Looking ahead, apart from local cues, all focus will be also on global cues, especially the outcome of two Georgia Senate seat elections (U.S.). As per the preliminary trend, Democrats are leading and may be able to win both seats, which will eventually allow Biden to control Senate and it will be a trifecta, albeit with a razor-thin margin. Under such a scenario, risk assets may be boosted by the prospect of CARES Act 3.0, less hawkish trade/cold war policies on China/EU. But at the same time, the market may be also concerned about Biden’s election agenda/some socialistic policies like a higher tax on super-riches and corporates.

As the Biden majority is wafer-thin, he may prefer bipartisan agreement in all major policy matters to balance everything between COVID reliefs, fiscal prudence, re-regulations, and employment. Thus, apart from limited CARES Act 3.0 and a bipartisan infra stimulus (including green stimulus), there may not be any major policy change by Biden in the foreseeable future (like tax hikes, ban of oil fracking). Biden may not take any pre-emptive steps like corporate tax hikes in the midst of a pandemic, at least till 2024, the next U.S. election.

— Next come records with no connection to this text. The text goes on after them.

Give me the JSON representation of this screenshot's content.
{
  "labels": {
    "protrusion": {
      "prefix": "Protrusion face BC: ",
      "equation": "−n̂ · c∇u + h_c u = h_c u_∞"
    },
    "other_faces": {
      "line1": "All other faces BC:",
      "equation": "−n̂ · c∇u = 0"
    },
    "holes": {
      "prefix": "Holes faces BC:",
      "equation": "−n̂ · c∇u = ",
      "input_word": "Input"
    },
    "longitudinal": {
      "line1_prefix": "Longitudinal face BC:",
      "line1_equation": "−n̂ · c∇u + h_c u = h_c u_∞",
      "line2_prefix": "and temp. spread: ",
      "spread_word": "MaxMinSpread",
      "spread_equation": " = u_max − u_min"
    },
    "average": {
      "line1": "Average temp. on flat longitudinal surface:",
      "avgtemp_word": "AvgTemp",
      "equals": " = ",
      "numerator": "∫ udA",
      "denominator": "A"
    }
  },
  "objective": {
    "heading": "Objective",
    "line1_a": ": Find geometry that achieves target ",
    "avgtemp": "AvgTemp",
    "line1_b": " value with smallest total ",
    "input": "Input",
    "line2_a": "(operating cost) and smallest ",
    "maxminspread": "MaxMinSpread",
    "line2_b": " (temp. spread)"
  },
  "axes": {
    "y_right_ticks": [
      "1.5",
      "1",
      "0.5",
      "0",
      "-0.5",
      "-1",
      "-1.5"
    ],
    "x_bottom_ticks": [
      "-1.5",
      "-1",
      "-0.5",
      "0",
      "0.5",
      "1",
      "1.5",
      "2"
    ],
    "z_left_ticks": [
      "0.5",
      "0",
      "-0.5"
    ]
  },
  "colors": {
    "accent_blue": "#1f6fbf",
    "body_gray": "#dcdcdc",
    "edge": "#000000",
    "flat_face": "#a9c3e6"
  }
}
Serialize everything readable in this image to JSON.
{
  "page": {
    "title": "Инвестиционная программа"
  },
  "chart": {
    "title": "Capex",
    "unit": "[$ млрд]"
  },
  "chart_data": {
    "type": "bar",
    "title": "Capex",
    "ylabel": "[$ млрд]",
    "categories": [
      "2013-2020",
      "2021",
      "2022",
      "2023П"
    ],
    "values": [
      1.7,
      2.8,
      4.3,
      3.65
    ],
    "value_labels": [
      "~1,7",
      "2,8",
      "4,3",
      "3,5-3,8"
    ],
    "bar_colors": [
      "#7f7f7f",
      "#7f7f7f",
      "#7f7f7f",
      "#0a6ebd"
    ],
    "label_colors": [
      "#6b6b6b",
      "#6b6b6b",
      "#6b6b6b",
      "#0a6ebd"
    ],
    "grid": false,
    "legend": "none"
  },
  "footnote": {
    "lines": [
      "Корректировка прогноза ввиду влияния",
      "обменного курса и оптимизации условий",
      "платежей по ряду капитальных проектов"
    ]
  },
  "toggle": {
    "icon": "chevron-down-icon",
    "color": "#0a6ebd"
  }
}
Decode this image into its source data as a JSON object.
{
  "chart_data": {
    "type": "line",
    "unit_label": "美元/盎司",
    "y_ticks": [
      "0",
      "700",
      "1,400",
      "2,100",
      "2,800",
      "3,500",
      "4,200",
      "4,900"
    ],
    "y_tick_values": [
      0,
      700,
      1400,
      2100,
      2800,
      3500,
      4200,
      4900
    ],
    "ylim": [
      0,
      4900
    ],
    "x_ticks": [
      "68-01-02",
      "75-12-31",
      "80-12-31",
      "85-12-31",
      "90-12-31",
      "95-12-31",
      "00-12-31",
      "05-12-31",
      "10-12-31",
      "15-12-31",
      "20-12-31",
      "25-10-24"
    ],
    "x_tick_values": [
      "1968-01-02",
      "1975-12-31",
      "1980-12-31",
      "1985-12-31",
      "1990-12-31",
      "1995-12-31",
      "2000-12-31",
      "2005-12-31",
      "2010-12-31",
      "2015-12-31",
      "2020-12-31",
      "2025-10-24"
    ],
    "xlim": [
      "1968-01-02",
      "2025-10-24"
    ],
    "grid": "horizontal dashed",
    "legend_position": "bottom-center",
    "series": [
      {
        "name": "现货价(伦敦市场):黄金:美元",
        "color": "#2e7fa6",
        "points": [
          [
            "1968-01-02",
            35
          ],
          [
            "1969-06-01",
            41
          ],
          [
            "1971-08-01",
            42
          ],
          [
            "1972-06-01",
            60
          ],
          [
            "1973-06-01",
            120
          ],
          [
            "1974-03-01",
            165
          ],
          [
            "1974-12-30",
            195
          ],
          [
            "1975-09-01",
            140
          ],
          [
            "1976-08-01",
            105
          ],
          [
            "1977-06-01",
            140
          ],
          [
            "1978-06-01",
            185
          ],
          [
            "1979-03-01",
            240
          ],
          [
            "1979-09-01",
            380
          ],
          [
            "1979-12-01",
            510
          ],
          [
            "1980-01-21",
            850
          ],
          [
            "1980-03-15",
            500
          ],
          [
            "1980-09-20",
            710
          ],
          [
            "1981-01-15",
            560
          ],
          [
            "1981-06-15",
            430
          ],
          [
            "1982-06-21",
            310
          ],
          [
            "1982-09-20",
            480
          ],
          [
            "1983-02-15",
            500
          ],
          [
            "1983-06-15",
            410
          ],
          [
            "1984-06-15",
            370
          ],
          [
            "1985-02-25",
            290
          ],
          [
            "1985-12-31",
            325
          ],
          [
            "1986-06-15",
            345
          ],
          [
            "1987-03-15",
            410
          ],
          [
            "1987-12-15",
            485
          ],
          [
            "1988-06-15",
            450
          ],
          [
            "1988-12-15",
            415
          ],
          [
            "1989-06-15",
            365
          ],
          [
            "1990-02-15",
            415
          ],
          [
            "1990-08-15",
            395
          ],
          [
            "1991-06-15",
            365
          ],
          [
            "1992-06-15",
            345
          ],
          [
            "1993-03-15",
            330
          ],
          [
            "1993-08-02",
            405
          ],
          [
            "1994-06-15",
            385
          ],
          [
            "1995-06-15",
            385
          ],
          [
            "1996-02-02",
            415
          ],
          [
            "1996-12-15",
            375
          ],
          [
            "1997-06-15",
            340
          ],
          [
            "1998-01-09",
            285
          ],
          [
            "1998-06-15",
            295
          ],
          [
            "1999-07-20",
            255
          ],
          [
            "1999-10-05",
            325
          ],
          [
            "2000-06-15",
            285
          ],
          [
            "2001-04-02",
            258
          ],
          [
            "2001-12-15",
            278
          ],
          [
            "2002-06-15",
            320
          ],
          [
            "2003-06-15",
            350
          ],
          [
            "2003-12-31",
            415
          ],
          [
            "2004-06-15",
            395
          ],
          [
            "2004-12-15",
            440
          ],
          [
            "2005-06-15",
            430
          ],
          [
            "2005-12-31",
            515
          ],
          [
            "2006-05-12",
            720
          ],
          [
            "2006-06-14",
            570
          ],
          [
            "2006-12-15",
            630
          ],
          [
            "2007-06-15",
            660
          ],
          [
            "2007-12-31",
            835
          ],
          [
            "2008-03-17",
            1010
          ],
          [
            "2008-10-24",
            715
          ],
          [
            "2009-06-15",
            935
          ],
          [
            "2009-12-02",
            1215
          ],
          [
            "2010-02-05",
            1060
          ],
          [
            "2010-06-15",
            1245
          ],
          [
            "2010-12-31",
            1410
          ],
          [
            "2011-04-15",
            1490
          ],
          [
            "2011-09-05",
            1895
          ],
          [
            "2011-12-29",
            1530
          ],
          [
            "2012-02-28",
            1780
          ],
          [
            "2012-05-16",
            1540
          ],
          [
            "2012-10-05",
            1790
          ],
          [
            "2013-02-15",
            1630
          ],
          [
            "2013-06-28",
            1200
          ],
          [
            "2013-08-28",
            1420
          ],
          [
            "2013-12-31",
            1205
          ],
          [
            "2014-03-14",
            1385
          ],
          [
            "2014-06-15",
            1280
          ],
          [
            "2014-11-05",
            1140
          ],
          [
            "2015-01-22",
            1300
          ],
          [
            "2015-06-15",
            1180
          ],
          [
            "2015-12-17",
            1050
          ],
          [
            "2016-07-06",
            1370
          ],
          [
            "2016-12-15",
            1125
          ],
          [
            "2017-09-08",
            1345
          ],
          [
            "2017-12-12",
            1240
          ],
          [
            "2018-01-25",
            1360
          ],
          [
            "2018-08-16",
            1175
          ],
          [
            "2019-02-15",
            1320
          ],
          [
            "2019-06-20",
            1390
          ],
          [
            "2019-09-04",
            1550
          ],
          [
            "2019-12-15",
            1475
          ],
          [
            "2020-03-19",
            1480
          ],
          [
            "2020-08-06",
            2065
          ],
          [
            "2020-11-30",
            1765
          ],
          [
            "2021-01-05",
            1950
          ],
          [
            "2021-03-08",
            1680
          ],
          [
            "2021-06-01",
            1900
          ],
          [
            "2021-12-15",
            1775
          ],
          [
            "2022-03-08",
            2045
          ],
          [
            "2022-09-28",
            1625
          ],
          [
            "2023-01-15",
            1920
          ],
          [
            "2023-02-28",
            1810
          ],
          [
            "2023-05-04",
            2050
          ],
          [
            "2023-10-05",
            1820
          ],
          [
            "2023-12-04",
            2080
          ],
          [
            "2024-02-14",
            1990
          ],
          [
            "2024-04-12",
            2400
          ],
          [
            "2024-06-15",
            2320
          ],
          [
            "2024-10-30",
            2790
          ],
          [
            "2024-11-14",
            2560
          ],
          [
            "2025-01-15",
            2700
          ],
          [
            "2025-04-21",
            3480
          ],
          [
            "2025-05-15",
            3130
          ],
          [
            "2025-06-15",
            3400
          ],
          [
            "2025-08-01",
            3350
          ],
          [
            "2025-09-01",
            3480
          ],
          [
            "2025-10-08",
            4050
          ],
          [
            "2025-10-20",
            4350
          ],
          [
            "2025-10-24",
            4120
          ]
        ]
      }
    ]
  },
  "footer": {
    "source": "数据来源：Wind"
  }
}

But, Biden has to clarify his policies (Bidenomics) clearly; otherwise, risk assets may correct to some extent. Also, Trump’s consistent effort to undermine the November election result and his policy of 11th-hour chaos may affect the risk assets to some extent till at least 20th January, his scheduled exit day from the White House. Trump is now almost desperate to teach a last-minute lesson to China and Iran. Trump banned various Chinese payment gateway companies (payment bank) and also delisting various Chinese telecom companies for the sake of ‘national security’. In his first few weeks, Biden has to do a lot in reversing Trump’s bellicose policies, especially on China, Iran, and many others.

Technical View (Nifty, Bank Nifty , and USDINR-I):

Technically, whatever may be the narrative, Nifty Future now needs to sustain over 14225-14275 zones for the next leg of the rally; otherwise, it may correct to 13800 areas. For Bank Nifty Future, the breakouts levels are now around 31600-31800, while positional support around 28800 levels.